Why No Performance Benchmarks?
Vector database performance depends heavily on your specific use case: dataset size, query patterns, index configuration, and infrastructure. Instead of synthetic benchmarks, we focus on the factors that affect real-world deployment decisions.
Evaluation Criteria
We analyze deployment options (cloud, local, hybrid), cost structures, licensing models, supported index types (HNSW, IVF, DiskANN), regional availability, and feature sets including hybrid search, filtering, and multi-tenancy support.
Common questions
Vector Database FAQ
- What is a vector database?
- A vector database is a specialized database designed to store and efficiently query high-dimensional vector embeddings. Unlike traditional databases optimized for exact matches, vector databases enable semantic similarity search, making them essential for AI applications like RAG, recommendation systems, and image search.
- Do I need a dedicated vector database or can I use pgvector?
- It depends on your scale and requirements. pgvector is excellent for applications already using PostgreSQL with small to medium vector datasets (millions of vectors). For billion+ vectors, high throughput, or specialized features, dedicated vector databases like Qdrant, Milvus, or Turbopuffer offer better performance and scalability.
- What's the difference between HNSW and IVF indexes?
- HNSW (Hierarchical Navigable Small World) offers better query speed and accuracy but requires more memory. IVF (Inverted File) is more memory-efficient and better for very large datasets but slightly slower. HNSW is ideal for production systems needing low latency, while IVF works well for cost-sensitive large-scale deployments.
- How do I choose between cloud and self-hosted?
- Choose cloud (Pinecone, Turbopuffer, Weaviate Cloud) for zero infrastructure management and predictable costs. Choose self-hosted (Qdrant, Milvus, pgvector) for maximum control, lower costs at scale, data sovereignty, and custom configurations. Hybrid options like Qdrant offer both deployment models.
- What's the cost of running a vector database at scale?
- Costs vary widely. Self-hosted options (Milvus, Chroma) have only infrastructure costs. Managed services range from Turbopuffer ($64/mo minimum) to Pinecone ($50/mo+ with usage-based pricing). For billions of vectors, expect $500-$5000/month depending on throughput, redundancy, and whether you choose managed or self-hosted.
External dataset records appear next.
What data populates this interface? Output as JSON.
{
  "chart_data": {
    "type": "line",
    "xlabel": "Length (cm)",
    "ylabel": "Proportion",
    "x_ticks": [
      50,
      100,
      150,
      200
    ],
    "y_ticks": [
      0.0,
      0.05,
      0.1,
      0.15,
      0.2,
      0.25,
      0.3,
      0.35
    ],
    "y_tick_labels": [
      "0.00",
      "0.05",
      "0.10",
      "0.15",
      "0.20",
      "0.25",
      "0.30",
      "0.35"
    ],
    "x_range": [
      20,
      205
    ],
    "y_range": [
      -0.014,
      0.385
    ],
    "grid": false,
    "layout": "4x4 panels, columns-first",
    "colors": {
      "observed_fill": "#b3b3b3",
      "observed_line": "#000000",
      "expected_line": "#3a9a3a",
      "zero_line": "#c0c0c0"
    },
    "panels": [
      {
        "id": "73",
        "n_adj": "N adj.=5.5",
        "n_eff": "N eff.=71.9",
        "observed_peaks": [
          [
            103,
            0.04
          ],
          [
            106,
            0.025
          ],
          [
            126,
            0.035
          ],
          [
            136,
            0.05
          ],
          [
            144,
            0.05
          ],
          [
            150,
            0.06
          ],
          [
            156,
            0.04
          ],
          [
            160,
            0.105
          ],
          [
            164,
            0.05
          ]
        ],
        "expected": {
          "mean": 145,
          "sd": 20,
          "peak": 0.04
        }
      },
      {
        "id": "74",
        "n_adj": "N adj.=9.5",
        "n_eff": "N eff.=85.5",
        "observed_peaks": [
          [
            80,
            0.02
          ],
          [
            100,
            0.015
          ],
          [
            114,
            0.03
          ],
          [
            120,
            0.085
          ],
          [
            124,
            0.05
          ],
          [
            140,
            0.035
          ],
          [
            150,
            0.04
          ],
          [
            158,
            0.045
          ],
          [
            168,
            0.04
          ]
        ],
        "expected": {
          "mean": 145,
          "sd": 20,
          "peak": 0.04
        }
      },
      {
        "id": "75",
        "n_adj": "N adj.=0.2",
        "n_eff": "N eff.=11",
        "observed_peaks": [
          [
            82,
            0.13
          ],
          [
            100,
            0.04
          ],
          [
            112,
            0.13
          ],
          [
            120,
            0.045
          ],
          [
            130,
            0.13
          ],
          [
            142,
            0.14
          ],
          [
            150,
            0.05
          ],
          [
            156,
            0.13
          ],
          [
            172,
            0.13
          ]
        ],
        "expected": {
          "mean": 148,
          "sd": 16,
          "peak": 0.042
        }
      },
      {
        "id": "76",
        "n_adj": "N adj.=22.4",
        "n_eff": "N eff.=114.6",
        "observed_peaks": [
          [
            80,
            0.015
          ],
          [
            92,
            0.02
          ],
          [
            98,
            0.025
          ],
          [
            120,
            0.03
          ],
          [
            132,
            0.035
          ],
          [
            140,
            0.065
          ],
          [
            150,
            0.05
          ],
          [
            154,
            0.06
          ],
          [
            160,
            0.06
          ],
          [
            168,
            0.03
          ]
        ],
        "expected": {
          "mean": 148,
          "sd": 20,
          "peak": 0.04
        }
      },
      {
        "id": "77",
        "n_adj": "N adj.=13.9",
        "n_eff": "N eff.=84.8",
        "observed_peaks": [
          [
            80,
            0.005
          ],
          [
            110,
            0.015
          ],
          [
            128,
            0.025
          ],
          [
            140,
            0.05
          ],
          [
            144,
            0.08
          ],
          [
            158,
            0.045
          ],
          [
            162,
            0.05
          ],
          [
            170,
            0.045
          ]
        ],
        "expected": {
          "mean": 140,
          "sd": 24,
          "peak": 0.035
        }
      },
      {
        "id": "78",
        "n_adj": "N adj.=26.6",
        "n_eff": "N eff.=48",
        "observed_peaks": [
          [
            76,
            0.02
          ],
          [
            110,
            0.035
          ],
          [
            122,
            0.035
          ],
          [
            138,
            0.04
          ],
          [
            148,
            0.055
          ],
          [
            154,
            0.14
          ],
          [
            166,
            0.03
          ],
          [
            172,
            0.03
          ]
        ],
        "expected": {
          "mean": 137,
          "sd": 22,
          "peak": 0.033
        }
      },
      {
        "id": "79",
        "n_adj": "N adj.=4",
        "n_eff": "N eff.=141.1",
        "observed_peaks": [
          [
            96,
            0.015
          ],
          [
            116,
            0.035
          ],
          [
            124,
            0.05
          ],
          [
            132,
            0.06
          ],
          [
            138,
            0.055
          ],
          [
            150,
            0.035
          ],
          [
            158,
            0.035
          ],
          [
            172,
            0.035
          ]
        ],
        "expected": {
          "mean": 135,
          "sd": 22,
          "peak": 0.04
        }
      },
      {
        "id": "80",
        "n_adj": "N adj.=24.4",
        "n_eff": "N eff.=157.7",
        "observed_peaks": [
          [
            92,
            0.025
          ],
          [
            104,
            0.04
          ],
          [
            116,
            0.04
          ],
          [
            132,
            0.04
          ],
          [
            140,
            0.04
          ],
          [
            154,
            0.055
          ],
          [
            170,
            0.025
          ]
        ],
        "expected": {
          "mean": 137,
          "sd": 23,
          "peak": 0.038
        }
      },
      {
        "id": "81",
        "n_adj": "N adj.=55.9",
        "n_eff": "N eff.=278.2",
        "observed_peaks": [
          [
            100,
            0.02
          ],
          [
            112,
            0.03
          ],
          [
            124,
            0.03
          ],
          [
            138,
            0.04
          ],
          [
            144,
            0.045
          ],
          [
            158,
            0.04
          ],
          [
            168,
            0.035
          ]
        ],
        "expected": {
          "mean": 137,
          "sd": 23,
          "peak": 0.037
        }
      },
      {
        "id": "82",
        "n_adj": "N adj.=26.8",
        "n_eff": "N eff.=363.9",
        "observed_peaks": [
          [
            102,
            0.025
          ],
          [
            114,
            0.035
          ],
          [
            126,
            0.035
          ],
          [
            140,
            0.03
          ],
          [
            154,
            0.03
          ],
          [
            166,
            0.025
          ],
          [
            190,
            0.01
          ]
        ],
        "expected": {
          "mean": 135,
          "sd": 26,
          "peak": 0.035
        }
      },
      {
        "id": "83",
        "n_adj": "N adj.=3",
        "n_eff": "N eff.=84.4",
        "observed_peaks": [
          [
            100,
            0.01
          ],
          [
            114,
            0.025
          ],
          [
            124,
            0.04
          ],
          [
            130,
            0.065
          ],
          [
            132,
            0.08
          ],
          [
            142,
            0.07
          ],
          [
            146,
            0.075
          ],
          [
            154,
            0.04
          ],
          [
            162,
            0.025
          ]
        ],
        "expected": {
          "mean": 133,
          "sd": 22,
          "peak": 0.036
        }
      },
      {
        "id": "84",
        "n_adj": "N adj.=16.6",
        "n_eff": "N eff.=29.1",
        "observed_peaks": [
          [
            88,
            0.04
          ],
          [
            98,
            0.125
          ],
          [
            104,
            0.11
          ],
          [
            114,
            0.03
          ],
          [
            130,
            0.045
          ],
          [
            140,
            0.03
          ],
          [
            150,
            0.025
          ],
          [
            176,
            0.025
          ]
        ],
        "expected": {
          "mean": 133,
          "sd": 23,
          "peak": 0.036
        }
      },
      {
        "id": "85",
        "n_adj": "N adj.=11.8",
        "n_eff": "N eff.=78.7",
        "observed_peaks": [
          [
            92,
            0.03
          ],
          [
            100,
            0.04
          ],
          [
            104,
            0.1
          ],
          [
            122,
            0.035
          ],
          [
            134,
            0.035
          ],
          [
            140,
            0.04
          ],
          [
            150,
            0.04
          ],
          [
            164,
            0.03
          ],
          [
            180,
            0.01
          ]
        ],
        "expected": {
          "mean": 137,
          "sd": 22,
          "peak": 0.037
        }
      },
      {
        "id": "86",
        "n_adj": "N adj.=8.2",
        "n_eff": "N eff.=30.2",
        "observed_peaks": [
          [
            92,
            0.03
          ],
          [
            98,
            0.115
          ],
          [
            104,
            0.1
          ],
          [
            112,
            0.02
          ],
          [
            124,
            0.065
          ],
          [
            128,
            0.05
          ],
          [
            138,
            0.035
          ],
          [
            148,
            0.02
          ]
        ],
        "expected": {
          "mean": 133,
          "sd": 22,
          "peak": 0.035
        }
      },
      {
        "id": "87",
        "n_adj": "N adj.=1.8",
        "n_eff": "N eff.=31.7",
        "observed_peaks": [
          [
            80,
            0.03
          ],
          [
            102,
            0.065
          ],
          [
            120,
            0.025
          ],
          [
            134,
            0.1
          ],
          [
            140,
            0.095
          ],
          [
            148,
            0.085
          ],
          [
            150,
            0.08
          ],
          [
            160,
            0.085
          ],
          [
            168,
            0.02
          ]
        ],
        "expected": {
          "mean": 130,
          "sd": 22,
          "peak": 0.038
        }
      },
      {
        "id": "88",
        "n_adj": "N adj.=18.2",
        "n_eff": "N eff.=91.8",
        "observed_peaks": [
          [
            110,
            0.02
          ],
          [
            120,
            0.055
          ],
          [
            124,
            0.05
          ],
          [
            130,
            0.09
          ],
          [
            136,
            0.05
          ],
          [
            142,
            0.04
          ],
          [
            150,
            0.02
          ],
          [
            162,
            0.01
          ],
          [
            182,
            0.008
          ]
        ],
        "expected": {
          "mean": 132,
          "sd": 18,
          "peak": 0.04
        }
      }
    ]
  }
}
- Can I migrate between vector databases later?
- Yes, but it requires planning. Most vector databases support standard embedding formats, so migration involves exporting vectors and metadata, then re-indexing in the new database. Open-source options reduce lock-in risk. Consider using abstraction layers like LangChain or LlamaIndex to simplify future migrations.